CACTUS Creative Studio @ stock.adobe.com
Granting Rights Through Technology
Blockchain technology has the potential to unlock issues that thrive in the area of regulation and governance by tokenizing predetermined rights, such as voting or retirement through the development of specific Smart Contracts. By inscribing the legal rights of token holders in an existing code or legislation, it would allow citizens to perform a variety of functions and grant their owners automated contracts. Besides, it would ensure proper management throughout all steps in the process as the technology grants ownership of information by making it immutable without the need for a centralized administration.
Once these tokens are given to a citizen, it is impossible to update them without registering or simply erasing ownership. This feature alone would improve compliance and be capable of guarding citizens and procedures against theft and corruption. Additionally, only users with tokens would be authorized to access the platform.
Governments could make these systems more accessible to users by applying digitization and creating automated enforcement mechanisms. Nevertheless, robust agreements throughout all levels of governance might be decisive in swaying public opinion in favor of blockchain-based services; without any specific party in charge, no one could ultimately be held accountable. The platform essentially eliminates the need to have a government-run registry for every transaction.

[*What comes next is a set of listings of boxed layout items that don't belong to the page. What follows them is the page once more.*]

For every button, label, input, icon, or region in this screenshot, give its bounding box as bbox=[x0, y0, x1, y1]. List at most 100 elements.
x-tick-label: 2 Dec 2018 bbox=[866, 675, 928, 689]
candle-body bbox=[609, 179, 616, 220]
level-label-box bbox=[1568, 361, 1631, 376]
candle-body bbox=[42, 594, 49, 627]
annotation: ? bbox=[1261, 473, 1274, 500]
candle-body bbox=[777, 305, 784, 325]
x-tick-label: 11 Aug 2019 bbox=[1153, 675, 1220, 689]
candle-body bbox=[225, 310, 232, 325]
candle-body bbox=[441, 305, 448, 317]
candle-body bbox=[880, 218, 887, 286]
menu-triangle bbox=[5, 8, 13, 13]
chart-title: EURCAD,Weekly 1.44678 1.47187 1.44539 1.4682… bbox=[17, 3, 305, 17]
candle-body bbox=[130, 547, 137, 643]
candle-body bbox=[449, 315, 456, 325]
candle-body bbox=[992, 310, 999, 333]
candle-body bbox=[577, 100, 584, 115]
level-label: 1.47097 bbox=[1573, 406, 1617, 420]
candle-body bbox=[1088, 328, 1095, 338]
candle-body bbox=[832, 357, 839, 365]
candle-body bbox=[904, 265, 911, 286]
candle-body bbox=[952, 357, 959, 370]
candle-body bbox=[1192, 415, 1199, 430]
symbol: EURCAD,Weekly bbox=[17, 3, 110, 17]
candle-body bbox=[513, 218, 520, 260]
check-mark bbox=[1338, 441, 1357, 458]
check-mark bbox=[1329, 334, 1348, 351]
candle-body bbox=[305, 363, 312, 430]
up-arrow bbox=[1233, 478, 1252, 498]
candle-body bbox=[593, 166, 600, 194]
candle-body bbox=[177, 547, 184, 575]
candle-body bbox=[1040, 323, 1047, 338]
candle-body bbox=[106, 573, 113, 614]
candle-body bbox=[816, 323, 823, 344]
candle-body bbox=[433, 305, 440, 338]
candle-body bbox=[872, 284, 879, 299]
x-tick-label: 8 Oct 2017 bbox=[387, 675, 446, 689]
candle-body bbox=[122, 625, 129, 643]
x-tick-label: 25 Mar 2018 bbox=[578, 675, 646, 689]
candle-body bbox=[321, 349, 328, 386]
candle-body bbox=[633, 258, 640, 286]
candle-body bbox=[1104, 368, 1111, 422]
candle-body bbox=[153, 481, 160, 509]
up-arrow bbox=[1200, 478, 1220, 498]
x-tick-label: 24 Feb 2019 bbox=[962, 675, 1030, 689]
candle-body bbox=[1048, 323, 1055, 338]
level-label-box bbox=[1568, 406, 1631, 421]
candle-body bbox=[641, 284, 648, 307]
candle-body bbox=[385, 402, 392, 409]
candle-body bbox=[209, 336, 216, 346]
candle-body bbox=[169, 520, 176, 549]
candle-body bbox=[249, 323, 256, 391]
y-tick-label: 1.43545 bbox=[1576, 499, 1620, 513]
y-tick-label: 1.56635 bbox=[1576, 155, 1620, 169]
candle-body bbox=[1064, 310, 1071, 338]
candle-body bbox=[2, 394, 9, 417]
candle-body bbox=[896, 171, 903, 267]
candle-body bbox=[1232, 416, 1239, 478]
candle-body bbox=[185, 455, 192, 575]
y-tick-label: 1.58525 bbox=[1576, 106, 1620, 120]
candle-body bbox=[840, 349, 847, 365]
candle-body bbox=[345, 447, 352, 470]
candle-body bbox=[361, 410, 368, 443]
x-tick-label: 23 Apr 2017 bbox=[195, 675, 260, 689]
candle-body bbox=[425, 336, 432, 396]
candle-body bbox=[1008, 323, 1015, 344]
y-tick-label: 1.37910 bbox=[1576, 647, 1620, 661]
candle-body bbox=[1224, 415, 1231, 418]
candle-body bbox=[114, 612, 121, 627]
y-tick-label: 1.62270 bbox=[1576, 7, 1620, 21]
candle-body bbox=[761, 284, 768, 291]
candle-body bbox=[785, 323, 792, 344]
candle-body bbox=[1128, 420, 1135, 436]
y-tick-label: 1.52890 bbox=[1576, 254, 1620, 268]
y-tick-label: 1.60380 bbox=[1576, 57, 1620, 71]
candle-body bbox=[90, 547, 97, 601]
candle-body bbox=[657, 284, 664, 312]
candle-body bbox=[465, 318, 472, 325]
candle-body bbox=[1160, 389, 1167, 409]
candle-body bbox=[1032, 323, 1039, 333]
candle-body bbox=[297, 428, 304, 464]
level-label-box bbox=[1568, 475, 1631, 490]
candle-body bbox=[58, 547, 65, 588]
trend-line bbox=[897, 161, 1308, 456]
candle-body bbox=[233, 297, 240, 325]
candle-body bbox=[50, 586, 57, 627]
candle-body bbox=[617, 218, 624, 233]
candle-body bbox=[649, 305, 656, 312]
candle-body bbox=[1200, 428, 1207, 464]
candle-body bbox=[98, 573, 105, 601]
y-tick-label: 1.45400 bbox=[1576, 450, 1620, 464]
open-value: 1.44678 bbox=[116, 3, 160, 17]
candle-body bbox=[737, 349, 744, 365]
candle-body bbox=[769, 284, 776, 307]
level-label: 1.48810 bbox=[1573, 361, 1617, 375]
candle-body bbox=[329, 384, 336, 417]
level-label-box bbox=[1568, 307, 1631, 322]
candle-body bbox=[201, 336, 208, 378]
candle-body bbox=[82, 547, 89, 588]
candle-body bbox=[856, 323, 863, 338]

Economically, tokens could allow citizens to make payments inside the network, such as taxes or other bills, a useful resource when considering the implementation of concepts such as GovCloud. Budgets could thus be easily shared by distributing digital tokens to citizens for retirement and social security or even automatically sharing fluctuations in interest rates (especially with evolving investments). However, user experience and internet coverage must evolve to make this protocol accessible to the entire population instead of excluding those without access to digital technologies or not completely digitally literate.
Legislation and Side-effects
The legislation around tokenization and ICOs is still fuzzy and hard to nail down. As a result, one of the first challenges to overcome would be to create new rules and laws to accommodate government blockchain technology. Upon implementation, instead of different agencies taking care of compliance, insurance, and capital distribution, in the future, they could all be substituted by different public-ledger platforms.
In this sense, collectives such as the Tokenization of Rights group are working on the evaluation of best practices that can be linked to tokens under several local European laws. This case, in special, showcases an initiative that assesses the needs and methods for tokenization to represent financial instruments (especially in the case of transferable securities) and any further requirements that must be met for the creation of such tokens under local civil laws and supervisory authorities.
However, there are downsides too. By turning some rights, such as voting, into tokens with value, there is a risk that capital might overtake the decision-making process. Henceforth, if not well regulated, the process of tokenizing rights could be misused as a tool for authoritarian regimes to jeopardize fundamental rights under the terms of decentralized protocols.